Advanced Materials for Electronics



Transene NPD Negative Photoresist Developers are high purity organic solutions for developing exposed negative photoresist.

A broad range of proprietary blends of solvent developers are offered for various negative photoresists. They are formulated to complement the resist system being used. The developers are selected based upon the activity levels required for specific processing conditions. All negative working developing chemicals are sold as working solutions.


Product Xylene: Stoddard Solvent Ratio
NPD 4001 NA
NPD 4030 0:100
NPD 4032 100:0
NPD 4033 1:2
NPD 4040 NA
NPD 4050 1:1
PKP II Developer NA


During the development cycle, the unexposed photoresist is removed by a developer/rinse system, spray or immersion, leaving the substrate protected according to the exposed image. To obtain very fine line resolution, it is recommended that spray development be used. Immersion development is adequate for less critical geometries, i.e.7µ or greater line widths and spacings, especially if mechanical or nitrogen bubbling is used.
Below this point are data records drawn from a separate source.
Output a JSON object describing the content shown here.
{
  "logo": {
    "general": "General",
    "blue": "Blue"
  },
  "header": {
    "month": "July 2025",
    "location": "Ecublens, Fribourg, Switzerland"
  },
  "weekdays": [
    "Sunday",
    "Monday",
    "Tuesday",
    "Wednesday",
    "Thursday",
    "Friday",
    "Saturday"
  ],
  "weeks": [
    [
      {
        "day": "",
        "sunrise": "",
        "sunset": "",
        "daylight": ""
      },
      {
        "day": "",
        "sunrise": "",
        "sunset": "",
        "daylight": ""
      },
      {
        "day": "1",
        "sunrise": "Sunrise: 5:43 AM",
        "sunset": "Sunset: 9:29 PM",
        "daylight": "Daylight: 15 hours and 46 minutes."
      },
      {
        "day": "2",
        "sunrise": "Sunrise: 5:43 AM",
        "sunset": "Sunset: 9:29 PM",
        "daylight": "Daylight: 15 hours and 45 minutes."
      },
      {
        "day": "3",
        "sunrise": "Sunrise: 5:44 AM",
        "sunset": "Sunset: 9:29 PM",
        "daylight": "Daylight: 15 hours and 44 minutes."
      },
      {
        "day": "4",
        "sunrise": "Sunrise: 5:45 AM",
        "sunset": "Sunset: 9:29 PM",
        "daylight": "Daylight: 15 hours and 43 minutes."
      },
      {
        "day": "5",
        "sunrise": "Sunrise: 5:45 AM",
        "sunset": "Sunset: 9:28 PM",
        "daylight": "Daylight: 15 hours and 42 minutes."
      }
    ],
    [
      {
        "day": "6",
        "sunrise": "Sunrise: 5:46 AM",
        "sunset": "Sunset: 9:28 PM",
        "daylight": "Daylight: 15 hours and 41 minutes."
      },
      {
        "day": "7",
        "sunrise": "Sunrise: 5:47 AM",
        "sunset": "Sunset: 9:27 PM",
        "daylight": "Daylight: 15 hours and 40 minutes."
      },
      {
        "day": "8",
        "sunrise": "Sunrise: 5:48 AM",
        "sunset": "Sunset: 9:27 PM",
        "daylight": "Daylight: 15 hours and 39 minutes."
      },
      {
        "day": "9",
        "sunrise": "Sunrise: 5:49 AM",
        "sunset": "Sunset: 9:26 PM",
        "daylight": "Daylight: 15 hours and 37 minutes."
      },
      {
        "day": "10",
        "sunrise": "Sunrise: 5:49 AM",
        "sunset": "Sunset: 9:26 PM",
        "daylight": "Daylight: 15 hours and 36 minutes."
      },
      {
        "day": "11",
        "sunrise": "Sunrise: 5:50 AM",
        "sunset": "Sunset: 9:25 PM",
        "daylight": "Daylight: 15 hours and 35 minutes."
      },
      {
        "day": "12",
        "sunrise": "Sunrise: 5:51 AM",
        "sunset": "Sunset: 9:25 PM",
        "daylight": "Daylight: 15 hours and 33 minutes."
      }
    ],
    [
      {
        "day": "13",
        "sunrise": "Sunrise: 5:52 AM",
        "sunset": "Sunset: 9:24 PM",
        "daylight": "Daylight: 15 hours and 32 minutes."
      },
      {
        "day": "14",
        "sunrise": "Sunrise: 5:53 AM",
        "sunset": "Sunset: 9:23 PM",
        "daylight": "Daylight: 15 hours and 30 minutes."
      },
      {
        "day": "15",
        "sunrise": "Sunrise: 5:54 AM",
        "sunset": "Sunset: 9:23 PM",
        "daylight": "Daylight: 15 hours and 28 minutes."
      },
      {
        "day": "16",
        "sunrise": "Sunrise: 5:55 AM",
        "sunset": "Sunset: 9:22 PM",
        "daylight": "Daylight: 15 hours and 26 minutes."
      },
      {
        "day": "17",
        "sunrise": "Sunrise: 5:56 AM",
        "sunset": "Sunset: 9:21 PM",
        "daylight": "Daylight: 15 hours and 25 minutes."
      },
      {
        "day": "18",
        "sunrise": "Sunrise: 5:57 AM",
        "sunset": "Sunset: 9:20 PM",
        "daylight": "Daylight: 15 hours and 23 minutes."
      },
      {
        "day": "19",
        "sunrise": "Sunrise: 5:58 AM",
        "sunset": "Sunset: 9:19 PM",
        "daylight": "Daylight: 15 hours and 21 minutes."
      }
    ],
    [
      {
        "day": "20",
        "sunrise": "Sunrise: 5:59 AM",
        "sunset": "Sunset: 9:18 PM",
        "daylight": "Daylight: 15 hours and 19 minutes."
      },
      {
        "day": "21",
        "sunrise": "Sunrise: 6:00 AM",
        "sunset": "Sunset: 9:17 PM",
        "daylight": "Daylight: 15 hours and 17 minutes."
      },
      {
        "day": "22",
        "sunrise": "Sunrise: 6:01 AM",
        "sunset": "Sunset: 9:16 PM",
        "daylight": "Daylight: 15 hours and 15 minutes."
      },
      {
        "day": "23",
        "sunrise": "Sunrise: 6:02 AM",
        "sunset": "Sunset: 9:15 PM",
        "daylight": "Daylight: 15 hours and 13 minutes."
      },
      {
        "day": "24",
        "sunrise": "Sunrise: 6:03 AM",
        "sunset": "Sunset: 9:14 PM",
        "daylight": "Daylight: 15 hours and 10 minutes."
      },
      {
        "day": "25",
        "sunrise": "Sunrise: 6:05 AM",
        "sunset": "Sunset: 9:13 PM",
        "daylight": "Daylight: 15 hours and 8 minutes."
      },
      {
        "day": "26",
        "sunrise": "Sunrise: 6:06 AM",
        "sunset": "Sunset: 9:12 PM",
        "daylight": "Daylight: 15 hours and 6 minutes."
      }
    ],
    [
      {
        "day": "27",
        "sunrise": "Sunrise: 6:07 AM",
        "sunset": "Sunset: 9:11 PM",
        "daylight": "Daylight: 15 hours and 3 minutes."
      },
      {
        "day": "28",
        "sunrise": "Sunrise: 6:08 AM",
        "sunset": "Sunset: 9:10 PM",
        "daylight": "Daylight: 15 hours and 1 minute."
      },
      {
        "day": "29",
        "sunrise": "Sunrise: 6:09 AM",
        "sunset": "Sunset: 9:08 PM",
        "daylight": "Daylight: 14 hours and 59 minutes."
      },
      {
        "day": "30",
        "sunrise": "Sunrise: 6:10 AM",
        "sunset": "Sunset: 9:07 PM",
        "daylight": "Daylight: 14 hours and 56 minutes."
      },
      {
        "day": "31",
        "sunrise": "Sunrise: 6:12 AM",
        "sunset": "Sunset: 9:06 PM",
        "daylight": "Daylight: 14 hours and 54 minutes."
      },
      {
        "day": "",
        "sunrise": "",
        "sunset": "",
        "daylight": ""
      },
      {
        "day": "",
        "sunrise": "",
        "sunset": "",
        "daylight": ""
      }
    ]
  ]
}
A typical spray cycle and immersion cycle are shown in the tables below.


Solution Time (seconds)
Developer; Xylene; Stoddard Solvent 10 to 15
Rinse; n-Butyl Acetate 10 to 15
Nitrogen Dry 15 to 20


Solution Time (seconds)
Developer; Xylene; Stoddard Solvent 60 to 75
Rinse; n-Butyl Acetate 20 to 30
Nitrogen Dry 15 to 20


During hard bake the developing solvents are removed and strengthening of the adhesion between the resist and substrate is accomplished at a bake temperature of 140° ± 5°C for 25 ± 5 minutes in a convection oven. During infra-red baking, the temperature at the surface of the water should be maintained at 140° ±5°C. It should be noted that infra-red energies affect different substrates with a varying degree of temperature. A maximum elapsed time of four (4) hours between hard bake and etch is recommended.


Photoresists are compatible with both acid and alkaline metal etchants and buffered hydrofluoric acid. The etch rate is determined by temperature, agitation, and mixture of etch. Due to the proprietary nature of different etches used in the semiconductor industry, it is not possible to describe all the different effects on photoresist.


Photoresist can be removed in any common conventional chemical system. A number of removal solutions are commercially available; some require heating, and some manual scrubbing.